Curiosity killed the Cat


So in the name of curiosity and experimentation, I decided to trial this. 
And yes....no surprises it's really tough. It most definitely requires someone to spot you, as you're going to failure (with good form). 

My workout: 

1 set of 4 exercises with 3 mins rest between each exercise. Tempo - 4secs for each portion of the lift. 

Squat, bench press, dumbbell pullover, bicep curl. 

The challenge to the neuromuscular system is immense as you are getting more muscle recruitment. (All or nothing principle of muscle recruitment). Time under tension is high but weight would be dropped roughly by about 20% compared to a set at a faster tempo. 

Above is the description and now let me try and explain the emotion, which I shall sum up with the below diagram



Of course, the translation would be simply "unprintable" but you get the idea. There were "F" and "C" bombs thrown left, right and centre.  I was amazed at the muscular shaking that happens from the central nervous system input. This also caused me to then drop a 10kg weight plate on my foot from shoulder height. Excellent. 
The next day, unbelievable DOMS (delayed onset muscle soreness) which I'm still suffering 60 hours later. So, I can conclude considering I did a total of 360 seconds of exercise - I'm fairly impressed by the level of discomfort induced. There is nothing dignified about the experience but we''ll see what the effects are after 2 weeks.
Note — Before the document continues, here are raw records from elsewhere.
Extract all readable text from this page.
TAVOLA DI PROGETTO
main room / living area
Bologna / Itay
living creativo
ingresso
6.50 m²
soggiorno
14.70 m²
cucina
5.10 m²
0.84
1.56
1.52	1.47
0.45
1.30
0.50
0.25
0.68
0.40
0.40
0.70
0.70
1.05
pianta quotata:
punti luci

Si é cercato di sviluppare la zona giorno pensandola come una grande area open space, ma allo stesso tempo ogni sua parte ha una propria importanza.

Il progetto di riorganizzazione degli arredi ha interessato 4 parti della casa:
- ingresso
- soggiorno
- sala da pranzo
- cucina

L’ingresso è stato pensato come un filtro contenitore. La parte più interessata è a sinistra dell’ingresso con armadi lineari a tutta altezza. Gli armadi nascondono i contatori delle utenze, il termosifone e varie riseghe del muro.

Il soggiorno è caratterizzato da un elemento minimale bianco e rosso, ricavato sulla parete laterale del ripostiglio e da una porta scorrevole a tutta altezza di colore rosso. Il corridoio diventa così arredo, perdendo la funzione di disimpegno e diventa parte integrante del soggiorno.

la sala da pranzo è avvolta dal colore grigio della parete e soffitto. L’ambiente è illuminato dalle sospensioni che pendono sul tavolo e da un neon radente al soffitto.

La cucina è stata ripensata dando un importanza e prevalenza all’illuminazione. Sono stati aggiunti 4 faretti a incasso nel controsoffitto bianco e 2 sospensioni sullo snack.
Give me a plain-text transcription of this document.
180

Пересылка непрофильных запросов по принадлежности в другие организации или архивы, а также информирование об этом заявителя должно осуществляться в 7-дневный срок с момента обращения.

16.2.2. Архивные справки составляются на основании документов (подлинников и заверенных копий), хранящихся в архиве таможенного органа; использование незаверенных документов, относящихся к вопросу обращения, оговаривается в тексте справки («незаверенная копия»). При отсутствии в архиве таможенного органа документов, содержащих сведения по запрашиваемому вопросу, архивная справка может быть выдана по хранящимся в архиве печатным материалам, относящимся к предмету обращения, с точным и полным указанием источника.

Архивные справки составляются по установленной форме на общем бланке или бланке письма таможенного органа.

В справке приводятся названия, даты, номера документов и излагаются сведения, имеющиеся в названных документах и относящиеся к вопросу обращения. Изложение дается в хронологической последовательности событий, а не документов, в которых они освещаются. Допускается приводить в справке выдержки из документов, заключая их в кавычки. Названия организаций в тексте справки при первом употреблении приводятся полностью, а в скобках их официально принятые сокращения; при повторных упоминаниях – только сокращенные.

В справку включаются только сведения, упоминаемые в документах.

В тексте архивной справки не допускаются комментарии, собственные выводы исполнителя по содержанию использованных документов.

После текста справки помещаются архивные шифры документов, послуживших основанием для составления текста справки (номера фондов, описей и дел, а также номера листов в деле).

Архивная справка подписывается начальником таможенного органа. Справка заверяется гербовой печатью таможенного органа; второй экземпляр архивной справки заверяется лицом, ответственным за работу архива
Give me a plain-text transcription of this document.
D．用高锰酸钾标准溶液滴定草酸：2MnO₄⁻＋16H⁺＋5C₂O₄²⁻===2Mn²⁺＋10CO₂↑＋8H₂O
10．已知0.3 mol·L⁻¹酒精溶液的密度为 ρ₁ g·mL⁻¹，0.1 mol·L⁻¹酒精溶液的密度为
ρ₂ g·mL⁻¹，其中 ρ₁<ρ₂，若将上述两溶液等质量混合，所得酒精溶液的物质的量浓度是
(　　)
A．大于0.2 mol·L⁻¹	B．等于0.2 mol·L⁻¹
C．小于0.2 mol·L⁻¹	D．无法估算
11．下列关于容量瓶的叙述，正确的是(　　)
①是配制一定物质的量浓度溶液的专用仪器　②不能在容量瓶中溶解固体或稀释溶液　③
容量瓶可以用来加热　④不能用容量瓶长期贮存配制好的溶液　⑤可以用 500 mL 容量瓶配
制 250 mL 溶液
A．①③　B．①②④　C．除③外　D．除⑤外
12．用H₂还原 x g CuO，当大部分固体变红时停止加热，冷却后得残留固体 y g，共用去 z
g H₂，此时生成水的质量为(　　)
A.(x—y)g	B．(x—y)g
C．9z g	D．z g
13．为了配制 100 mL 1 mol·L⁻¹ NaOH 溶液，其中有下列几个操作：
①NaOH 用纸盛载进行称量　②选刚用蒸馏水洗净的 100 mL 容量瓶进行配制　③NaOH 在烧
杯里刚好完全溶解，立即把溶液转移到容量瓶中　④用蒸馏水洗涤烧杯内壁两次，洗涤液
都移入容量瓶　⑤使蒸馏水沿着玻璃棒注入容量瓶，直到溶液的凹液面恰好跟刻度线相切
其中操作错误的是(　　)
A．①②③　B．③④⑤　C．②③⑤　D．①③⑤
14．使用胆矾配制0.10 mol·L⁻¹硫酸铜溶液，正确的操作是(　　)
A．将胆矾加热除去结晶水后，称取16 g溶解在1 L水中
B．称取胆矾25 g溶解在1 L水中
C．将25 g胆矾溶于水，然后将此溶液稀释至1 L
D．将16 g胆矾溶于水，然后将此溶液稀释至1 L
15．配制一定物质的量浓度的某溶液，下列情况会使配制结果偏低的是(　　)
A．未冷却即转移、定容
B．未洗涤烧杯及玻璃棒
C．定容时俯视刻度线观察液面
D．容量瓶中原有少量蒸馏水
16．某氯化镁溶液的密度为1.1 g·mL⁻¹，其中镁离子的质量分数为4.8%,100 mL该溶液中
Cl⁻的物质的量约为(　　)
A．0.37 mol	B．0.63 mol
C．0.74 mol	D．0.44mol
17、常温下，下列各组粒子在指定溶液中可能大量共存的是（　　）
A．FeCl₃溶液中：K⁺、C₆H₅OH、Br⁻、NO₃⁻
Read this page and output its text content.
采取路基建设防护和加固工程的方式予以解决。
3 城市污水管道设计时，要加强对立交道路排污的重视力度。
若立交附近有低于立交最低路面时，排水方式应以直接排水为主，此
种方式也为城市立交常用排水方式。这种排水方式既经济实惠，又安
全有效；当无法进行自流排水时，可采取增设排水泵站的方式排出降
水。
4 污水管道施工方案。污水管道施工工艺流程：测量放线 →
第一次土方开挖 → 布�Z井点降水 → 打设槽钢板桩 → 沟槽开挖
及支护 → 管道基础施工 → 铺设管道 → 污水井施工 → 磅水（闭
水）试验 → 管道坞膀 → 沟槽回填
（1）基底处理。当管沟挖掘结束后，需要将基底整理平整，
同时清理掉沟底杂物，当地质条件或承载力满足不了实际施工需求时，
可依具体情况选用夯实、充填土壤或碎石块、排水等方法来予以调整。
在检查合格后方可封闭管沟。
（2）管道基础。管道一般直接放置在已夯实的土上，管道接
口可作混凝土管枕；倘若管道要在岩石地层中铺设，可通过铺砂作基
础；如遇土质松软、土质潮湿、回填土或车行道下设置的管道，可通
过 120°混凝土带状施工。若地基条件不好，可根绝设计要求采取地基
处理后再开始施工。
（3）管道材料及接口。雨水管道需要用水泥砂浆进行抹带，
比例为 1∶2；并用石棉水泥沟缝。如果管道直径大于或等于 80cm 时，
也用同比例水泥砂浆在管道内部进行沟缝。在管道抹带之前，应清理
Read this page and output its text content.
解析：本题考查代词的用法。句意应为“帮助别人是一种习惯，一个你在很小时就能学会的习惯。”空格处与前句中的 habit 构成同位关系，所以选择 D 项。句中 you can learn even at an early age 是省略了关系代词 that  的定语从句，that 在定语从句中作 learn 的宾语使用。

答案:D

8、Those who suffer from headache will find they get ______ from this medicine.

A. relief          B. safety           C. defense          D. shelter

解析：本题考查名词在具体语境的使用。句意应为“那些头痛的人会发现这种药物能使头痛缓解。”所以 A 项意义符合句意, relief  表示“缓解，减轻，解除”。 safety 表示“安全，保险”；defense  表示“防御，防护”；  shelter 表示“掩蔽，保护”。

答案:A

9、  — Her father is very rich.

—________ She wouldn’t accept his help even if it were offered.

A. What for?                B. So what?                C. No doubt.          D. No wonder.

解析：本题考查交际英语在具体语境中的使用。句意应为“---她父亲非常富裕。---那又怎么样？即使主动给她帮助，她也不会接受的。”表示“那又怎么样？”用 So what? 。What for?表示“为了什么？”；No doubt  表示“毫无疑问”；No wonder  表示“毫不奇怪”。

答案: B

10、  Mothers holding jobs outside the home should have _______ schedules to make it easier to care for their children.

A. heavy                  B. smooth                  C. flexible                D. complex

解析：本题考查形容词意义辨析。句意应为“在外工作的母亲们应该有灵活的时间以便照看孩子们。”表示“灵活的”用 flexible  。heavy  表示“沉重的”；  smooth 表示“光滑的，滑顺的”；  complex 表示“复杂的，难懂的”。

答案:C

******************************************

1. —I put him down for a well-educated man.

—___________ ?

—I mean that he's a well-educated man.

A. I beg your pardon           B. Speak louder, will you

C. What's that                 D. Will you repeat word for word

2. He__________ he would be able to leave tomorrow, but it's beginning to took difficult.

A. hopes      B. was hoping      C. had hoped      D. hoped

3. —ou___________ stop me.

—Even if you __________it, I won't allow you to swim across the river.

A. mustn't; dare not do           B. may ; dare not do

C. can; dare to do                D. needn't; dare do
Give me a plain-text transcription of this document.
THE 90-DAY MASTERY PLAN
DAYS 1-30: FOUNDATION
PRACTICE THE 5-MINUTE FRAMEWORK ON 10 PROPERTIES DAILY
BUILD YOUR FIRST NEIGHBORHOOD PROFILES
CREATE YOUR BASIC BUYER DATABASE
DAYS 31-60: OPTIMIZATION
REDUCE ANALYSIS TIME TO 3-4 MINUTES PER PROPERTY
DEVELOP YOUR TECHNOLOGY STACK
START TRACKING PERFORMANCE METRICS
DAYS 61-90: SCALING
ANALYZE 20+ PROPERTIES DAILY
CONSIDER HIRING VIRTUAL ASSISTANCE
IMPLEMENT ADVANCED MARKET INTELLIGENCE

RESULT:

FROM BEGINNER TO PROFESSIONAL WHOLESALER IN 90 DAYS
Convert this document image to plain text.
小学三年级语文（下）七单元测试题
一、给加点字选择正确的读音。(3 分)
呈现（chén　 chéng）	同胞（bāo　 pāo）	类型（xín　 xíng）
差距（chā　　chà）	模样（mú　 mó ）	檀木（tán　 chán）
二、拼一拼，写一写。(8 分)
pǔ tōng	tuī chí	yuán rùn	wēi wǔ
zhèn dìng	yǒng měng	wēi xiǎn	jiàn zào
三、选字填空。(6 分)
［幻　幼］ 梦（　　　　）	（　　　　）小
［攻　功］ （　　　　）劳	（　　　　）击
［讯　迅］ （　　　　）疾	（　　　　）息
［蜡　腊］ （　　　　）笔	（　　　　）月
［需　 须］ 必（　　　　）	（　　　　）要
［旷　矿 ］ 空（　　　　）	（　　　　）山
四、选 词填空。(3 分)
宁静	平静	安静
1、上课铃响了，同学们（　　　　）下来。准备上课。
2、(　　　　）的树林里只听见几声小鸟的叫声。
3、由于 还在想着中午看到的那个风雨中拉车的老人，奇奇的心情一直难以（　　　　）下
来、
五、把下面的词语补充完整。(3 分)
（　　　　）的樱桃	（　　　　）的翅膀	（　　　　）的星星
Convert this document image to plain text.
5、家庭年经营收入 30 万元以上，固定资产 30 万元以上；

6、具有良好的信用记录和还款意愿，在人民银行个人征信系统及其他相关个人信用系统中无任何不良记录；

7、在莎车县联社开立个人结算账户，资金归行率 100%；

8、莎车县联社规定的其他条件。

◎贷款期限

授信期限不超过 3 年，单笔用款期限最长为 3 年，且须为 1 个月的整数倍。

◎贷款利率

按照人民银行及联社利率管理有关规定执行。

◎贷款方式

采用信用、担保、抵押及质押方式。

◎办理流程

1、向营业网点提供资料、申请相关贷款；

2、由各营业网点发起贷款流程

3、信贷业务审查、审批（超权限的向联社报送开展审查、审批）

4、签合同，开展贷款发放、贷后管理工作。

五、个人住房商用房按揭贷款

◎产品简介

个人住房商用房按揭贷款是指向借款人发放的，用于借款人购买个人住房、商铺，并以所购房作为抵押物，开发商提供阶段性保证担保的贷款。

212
I plan on doing 3 sessions of HIT (5-8 exercises) a week, combined with  6 cardio sessions early morning (45-60mins). 1 day of complete rest.  

I like this concept of the minimum effective dose. At the moment, I'm on a calorie restrictive diet, working and studying an MSc, so I don't have huge reserves of energy or time for the gym. I have to be very efficient and make sure the little that I do, does count i.e efficiency and effectiveness! My goal is preservation (not building) of muscle and losing body fat, so in theory this method may just work! 

I think again, this just confirms that there is no good or bad program (within reasonable logical limits!) but efficacy depends upon many factors including, genetics, recoverability, drug use and mentality. Bring on gene therapy - then I can just stay in bed for a year and eat Rolo's.